Tuesday, September 8, 2015

The Mystery of Simultaneous Blooming

The other day I looked with glee at my gardening handiwork. My trimming and legendary weeding left a nice neat line, edging the green plants in my yard.

Only a week later I passed by, distracted by the weight of grocery bags as I huffed up the stairs, when—what happened?—my lovely line of just-trimmed ivy looked like a child in need of a haircut whose hair was just ruffled by an adoring uncle. Branches were sticking up in all directions in an unruly dance. I couldn’t believe it.

I swear, this maniacal sprouting happened overnight. 
And it wasn't just one kind of plant; this contrarian response to my gardening was orchestrated by a few adjacent plant species, no doubt in sympathy with the ivy. My greens had unionized, it seemed.
^Not me— just a mammoth hedge and its trimmer

It reminded me of the mystery of Cereus greggii, a plant specie that flowers only one night a year all over Arizona, always simultaneously.
I thought about the attempted scientific explanation regarding chemical reactions and what not. But even scientists admit they don't quite have it.
Then I thought about how cultural phenomena that sprout with seeming coordination in distant parts of the globe are also explained, even as we don’t really have a handle on why.

Some months back, writers on my favorite kid-lit forum, chimed in about our works-in-progress. (WIP in writers’ speak.) Somehow it turned out that a whole host of us were writing time-travel middle grade novels set in the same state, South Carolina. It was eerie.
I did suggest some of us might move one state over. I mean, there are other states, Virginia. But no one was budging. Each of our stories had to be there.

Years from now, assuming a simultaneous publication of even a tenth of our body of work, (one can hope) it will be explained by cultural commentators somehow. But we, who lived it, know better. There is no rational explanation.

 I have experienced this mysterious phenomenon before. An idea I thought original, sprouted from others with whom I have had no communication. They didn’t steal my idea, and I know with certitude I didn’t steal or even borrow from anyone. It’s that Cereus Greggii thing, just happening in a different sphere.

Simultaneity. To me it is as close to proof that our five senses barely scratch what is real.

This is what I'm contemplating as I trim the front yard plants to make a nice neat hedge, again.

Tuesday, September 1, 2015

The Author of All

God made mankind because God loves stories.”
Elie Wiesel

I have a friend who is facing some serious health challenges. My friend is also a writer, and (lucky me) one of my best Beta readers. She is my “make it logical and consistent” cop on the beat.
When I lamented the illogicality of her predicament, as she had lived a model healthy lifestyle, I also grieved that, unlike the stories we writers conjure where all the pieces must fit and make sense, we don’t get to fully author our real life stories.
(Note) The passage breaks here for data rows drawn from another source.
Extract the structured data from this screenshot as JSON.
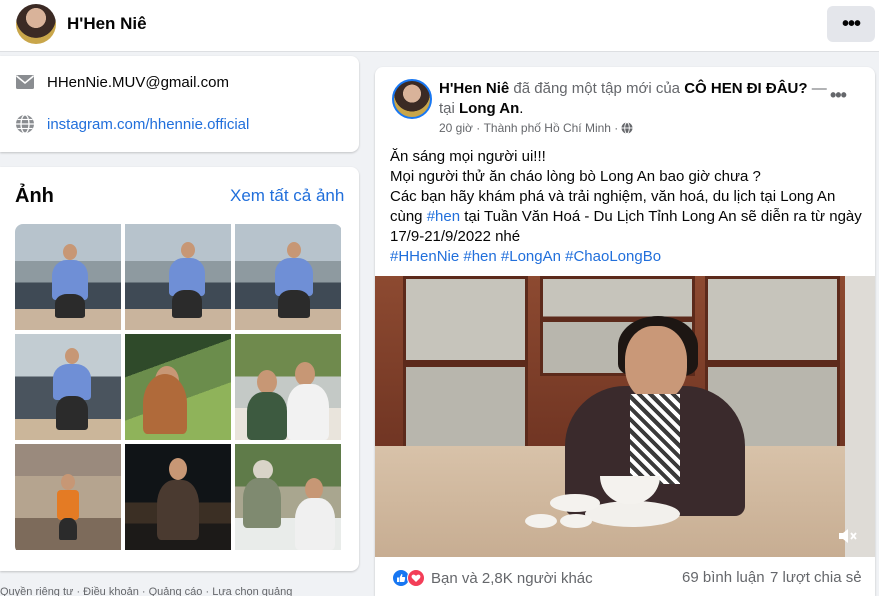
{
  "profile": {
    "name": "H'Hen Niê"
  },
  "topbar": {
    "more_label": "•••"
  },
  "intro": {
    "email": "HHenNie.MUV@gmail.com",
    "website": "instagram.com/hhennie.official"
  },
  "photos": {
    "title": "Ảnh",
    "see_all": "Xem tất cả ảnh",
    "count": 9
  },
  "footer": {
    "text": "Quyền riêng tư · Điều khoản · Quảng cáo · Lựa chọn quảng"
  },
  "post": {
    "author": "H'Hen Niê",
    "action": " đã đăng một tập mới của ",
    "show": "CÔ HEN ĐI ĐÂU?",
    "at_prefix": " — tại ",
    "location": "Long An",
    "time": "20 giờ",
    "place": "Thành phố Hồ Chí Minh",
    "line1": "Ăn sáng mọi người ui!!!",
    "line2": "Mọi người thử ăn cháo lòng bò Long An bao giờ chưa ?",
    "line3": "Các bạn hãy khám phá và trải nghiệm, văn hoá, du lịch tại Long An",
    "line4_a": "cùng ",
    "line4_tag": "#hen",
    "line4_b": " tại Tuần Văn Hoá - Du Lịch Tỉnh Long An sẽ diễn ra từ ngày",
    "line5": "17/9-21/9/2022 nhé",
    "hashtags": "#HHenNie #hen #LongAn #ChaoLongBo",
    "reactions_text": "Bạn và 2,8K người khác",
    "comments": "69 bình luận",
    "shares": "7 lượt chia sẻ"
  },
  "colors": {
    "link": "#216fdb",
    "like": "#1877f2",
    "love": "#f33e58"
  }
}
Her response blew me away. “I'm very thankful The Creator is in charge of my story. No matter what life brings and even if it appears from the outside that the story doesn't have a happy ending, I know, if I let him be the author, the story will be a love story and the joy at the end will be beyond imagination.
 Unlike me, my friend was raised in a devout Christian home, and to the best of my knowledge has never wavered from that course. Her academic training is in logic (mathematics, to be specific) and she is rational in every way. But reason had not made a dent in her house of faith.

I am not so blessed. My road is paved with doubt and fear of ceasing control, even as I know this sense of control is illusionary.
Ah, the joy of writing. There we are the authors.